Uzun bir aradan sonra Sayın
Cumhurbaşkanımız Recep Tayyip Erdoğan’ın Misak-ı Milli
sınırlarımızı dillendirmesi, Suriye’de yapılan hataların tekrarının
yaşanmaması adına önemli bir süreci gözden geçirdiğinin
habercisidir. Sayın cumhurbaşkanı hem Suriye’nin hem de Irak’ın
toprak bütünlüğünün korunması gerektiğini açık açık ifade ediyorsa
bilin ki Türkiye kararlı bir tutum içerisindedir. Sayın Erdoğan’ın
‘’Musul ve Kerkük üzerinde sorumluluğumuz var’’ ifadesi ve ‘’Hem
sahada hem masada olacağız’’ demesi devlet aklı
gereğidir.
Kürt kartını sık sık sahaya sunan ABD, aslında Türkiye’nin gardını
düşürmek için kirli Pentagon aklını devreye sürmektedir. CIA
raporlarına baktığınızda Obama döneminde, Türkiye politikalarında
nispeten daha olumlu bir yaklaşım olduğunu görebiliriz. Ilımlı
İslam modeli diye bir kavram üzerinde çalışan ABD’nin, Türkiye’yi
İslam dünyasına rol model olarak sunması, yakın ilişkiler sebebi
olarak seçmesi gerçek müttefiklik ilişkilerinden uzak durduğu
anlamına gelir ki bu da ABD’nin ikiyüzlü politikasından
kaynaklanıyor. Çıkar ilişkilerinde Suriye politikası ile karşı
karşıya geldiğimizde nedense her şeyin birden değiştiğini
görüyoruz. DAEŞ ile mücadelede Türkiye’nin, ABD’nin kirli
planlarını deşifre etmeye başlamasından itibaren ABD senatosunun
Obama’ya baskı yaptığını ve FETÖ’nün bazı senatörleri, Türkiye
karşıtı örgütlediğini görmekteyiz.
Son zamanlarda bölgemizde Barzani üzerinden oynanan oyunun kartlarının kırıldığı sürece geldik. Barzani hamlesinde 25 Eylül referandum kararı saf ve masum bir düşünce olarak algılanmasın. Barzani’nin ‘’benim çocukluk hayalim’’ ifadesi basit bir açıklamadır. ABD ve İngiltere Barzani’nin arkasında durarak asıl kirli planı devreye sokmak için bir takım hamleler planlıyor. Bu hamleyi ifade etmeye çalışalım; ABD kendi çıkarları açısından bölgede oluşan Türkiye gücünün farkında ancak bu gücü bertaraf etmek için kendisine yakın ve kontrol altında tutabileceği PKK ve YPG örgütünü kullanarak kuzey Suriye’de kendisine bağlı paramiliter gücü kullanarak büyük terör devleti kurmaktır.

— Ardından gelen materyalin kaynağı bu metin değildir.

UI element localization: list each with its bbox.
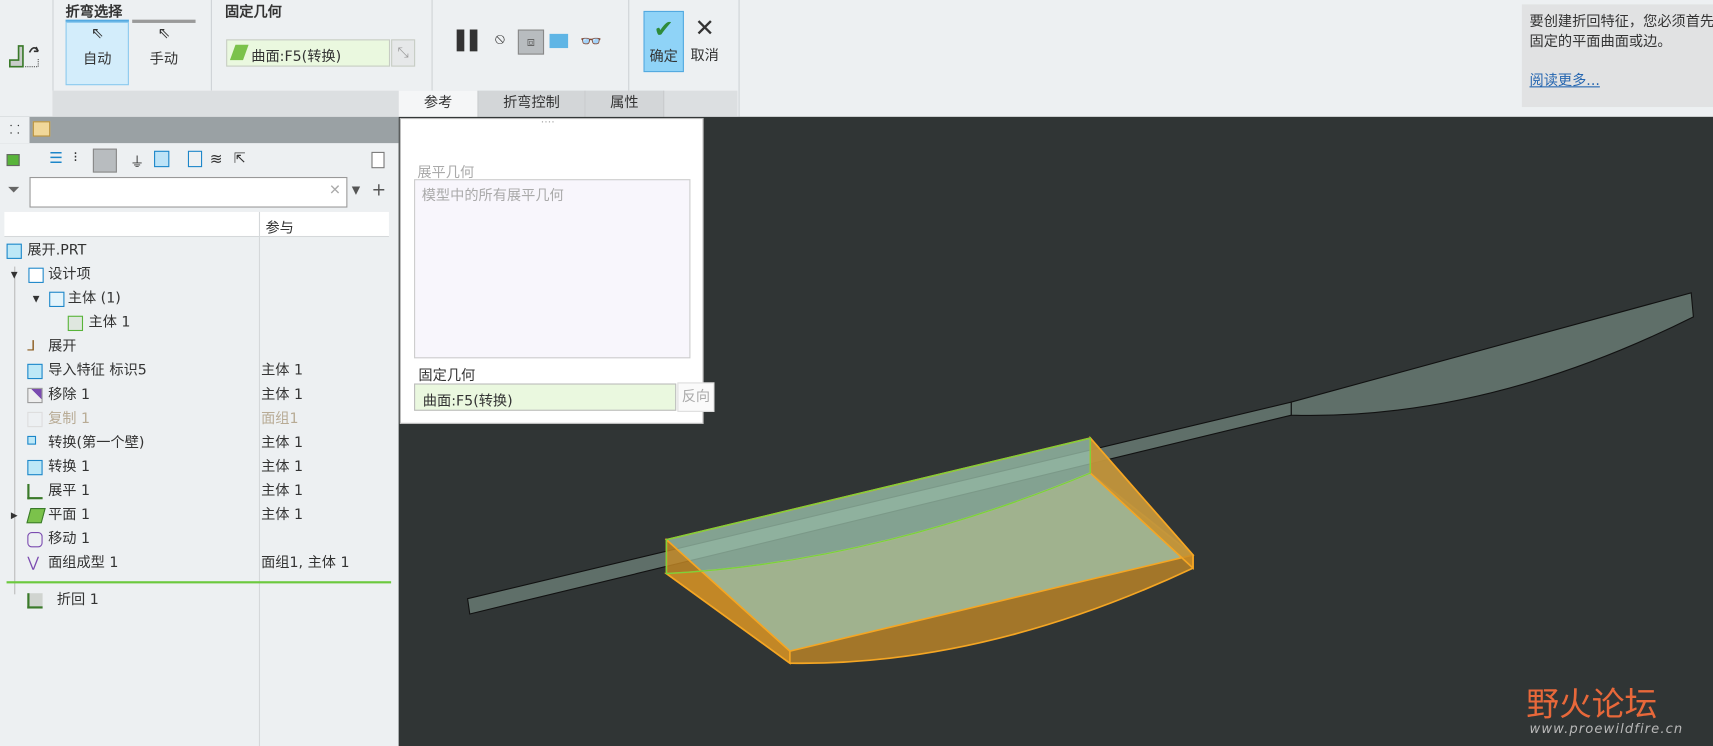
manual-cursor-icon: ⇖ (157, 25, 171, 43)
flange-back-feature-icon (8, 42, 41, 70)
tab-references[interactable]: 参考 (398, 90, 479, 117)
tree-filter-icon[interactable]: ⏚ (130, 151, 144, 171)
remove-icon (27, 387, 43, 404)
ok-button[interactable]: ✔ 确定 (643, 10, 684, 73)
panel-grip[interactable]: ···· (541, 117, 555, 129)
checkmark-icon: ✔ (653, 16, 674, 44)
manual-button[interactable]: ⇖ 手动 (132, 22, 195, 85)
tree-item[interactable]: 移动 1 (0, 528, 393, 552)
pause-button[interactable] (456, 29, 481, 52)
auto-button[interactable]: ⇖ 自动 (65, 21, 129, 86)
tree-item[interactable]: 导入特征 标识5 主体 1 (0, 359, 393, 383)
tree-item[interactable]: 复制 1 面组1 (0, 408, 393, 432)
page-icon[interactable] (371, 151, 385, 169)
layers-icon[interactable]: ≋ (210, 151, 223, 168)
expand-all-icon[interactable]: ☰ (49, 150, 63, 167)
tree-item[interactable]: 主体 1 (0, 311, 393, 335)
tab-properties[interactable]: 属性 (585, 90, 665, 117)
tree-toolbar: ☰ ⁝ ⏚ ≋ ⇱ (0, 147, 399, 173)
filter-icon: ⏷ (7, 181, 20, 199)
surface-icon (229, 44, 249, 61)
tree-item[interactable]: 展开.PRT (0, 239, 393, 263)
help-panel: 要创建折回特征，您必须首先 固定的平面曲面或边。 阅读更多... (1521, 4, 1713, 108)
tree-columns-icon[interactable] (154, 150, 170, 168)
column-header-participation[interactable]: 参与 (265, 216, 293, 237)
cancel-button[interactable]: ✕ 取消 (686, 13, 723, 72)
bodies-icon (49, 291, 65, 307)
select-tree-icon[interactable]: ⇱ (234, 151, 246, 167)
watermark-url: www.proewildfire.cn (1529, 721, 1684, 737)
glasses-icon[interactable]: 👓 (580, 31, 602, 52)
collapse-icon[interactable]: ⁝ (73, 150, 78, 166)
preview-geometry-button[interactable]: ⧈ (517, 29, 545, 55)
bend-select-title: 折弯选择 (65, 4, 123, 21)
tree-item[interactable]: ▼ 主体 (1) (0, 287, 393, 311)
references-panel: ···· 展平几何 模型中的所有展平几何 固定几何 曲面:F5(转换) 反向 (399, 117, 715, 424)
move-icon (27, 532, 43, 548)
tree-item[interactable]: 展平 1 主体 1 (0, 480, 393, 504)
tree-item[interactable]: ▼ 设计项 (0, 263, 393, 287)
settings-list-icon[interactable] (187, 150, 203, 168)
flatten-geometry-collector[interactable]: 模型中的所有展平几何 (414, 179, 691, 359)
show-columns-button[interactable] (92, 148, 117, 173)
part-icon (6, 243, 22, 259)
ribbon: 折弯选择 ⇖ 自动 ⇖ 手动 固定几何 曲面:F5(转换) ⤡ ⦸ ⧈ 👓 ✔ … (0, 0, 1713, 117)
copy-icon (27, 411, 43, 428)
model-tree-panel: ⸬ ☰ ⁝ ⏚ ≋ ⇱ ⏷ ✕ ▼ + 参与 展开.PRT ▼ 设计项 ▼ 主体 (… (0, 116, 399, 746)
no-preview-button[interactable]: ⦸ (495, 31, 505, 48)
tree-item[interactable]: 转换(第一个壁) 主体 1 (0, 432, 393, 456)
strip-surface-right (1290, 292, 1694, 416)
fixed-geometry-field[interactable]: 曲面:F5(转换) (414, 383, 677, 411)
conversion-icon (27, 459, 43, 476)
fixed-geometry-label: 固定几何 (418, 368, 476, 385)
part-icon[interactable] (6, 154, 20, 167)
tree-item[interactable]: ⅃ 展开 (0, 335, 393, 359)
fixed-geometry-collector[interactable]: 曲面:F5(转换) (226, 39, 391, 67)
flatten-icon (27, 483, 43, 500)
tree-item[interactable]: ⋁ 面组成型 1 面组1, 主体 1 (0, 552, 393, 576)
search-dropdown-icon[interactable]: ▼ (352, 185, 360, 197)
flange-back-icon (27, 593, 43, 609)
expand-arrow-icon[interactable]: ▶ (11, 504, 26, 520)
expand-arrow-icon[interactable]: ▼ (33, 287, 48, 304)
tab-bend-control[interactable]: 折弯控制 (478, 90, 586, 117)
tab-model-tree[interactable]: ⸬ (0, 116, 30, 144)
auto-cursor-icon: ⇖ (90, 25, 104, 43)
close-icon: ✕ (694, 15, 715, 43)
verify-mode-button[interactable] (549, 33, 569, 49)
collector-toggle-button[interactable]: ⤡ (391, 39, 416, 67)
tree-item[interactable]: ▶ 平面 1 主体 1 (0, 504, 393, 528)
clear-icon[interactable]: ✕ (329, 182, 341, 198)
tab-folder-browser[interactable] (32, 121, 51, 137)
watermark-logo: 野火论坛 (1526, 686, 1658, 725)
insert-indicator-line[interactable] (6, 581, 392, 584)
tree-item[interactable]: 转换 1 主体 1 (0, 456, 393, 480)
fixed-geometry-title: 固定几何 (225, 4, 282, 21)
csys-icon: ⅃ (27, 338, 36, 356)
add-icon[interactable]: + (371, 179, 386, 200)
plane-icon (26, 508, 46, 524)
tree-header: 参与 (4, 211, 389, 238)
quilt-form-icon: ⋁ (27, 554, 39, 572)
tree-item[interactable]: 移除 1 主体 1 (0, 383, 393, 407)
tree-search-input[interactable]: ✕ (29, 176, 348, 208)
read-more-link[interactable]: 阅读更多... (1530, 73, 1600, 89)
tree-item[interactable]: 折回 1 (0, 589, 393, 613)
import-feature-icon (27, 363, 43, 380)
flip-button[interactable]: 反向 (677, 382, 715, 412)
body-icon (67, 315, 84, 332)
design-items-icon (28, 267, 44, 283)
expand-arrow-icon[interactable]: ▼ (11, 263, 26, 280)
convert-icon (27, 435, 37, 445)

Barzani’nin yeni süreçte PKK’yı
kendinden uzak tutmak adına kendini garanti altında almak için ABD
ile kapalı kapılar ardında gizli görüşmeler gerçekleştirdiğini ve
teminat sağladığını söyleyebiliriz. Bu konuyu yakından takip eden
Türkiye’nin böyle bir hatayı kesinlikle affetmeyeceğini net bir
şekilde ifade edebiliriz. Sonuçlara ve gelişmelere bağlı olarak
bölgedeki hassas dengeler noktasında İran, Irak ve Türkiye arasında
bir fikir birliğini işaret ettiğini ve böyle bir durumda
Barzani’nin çok ağır bedeller ödeyeceğini öngörebiliriz.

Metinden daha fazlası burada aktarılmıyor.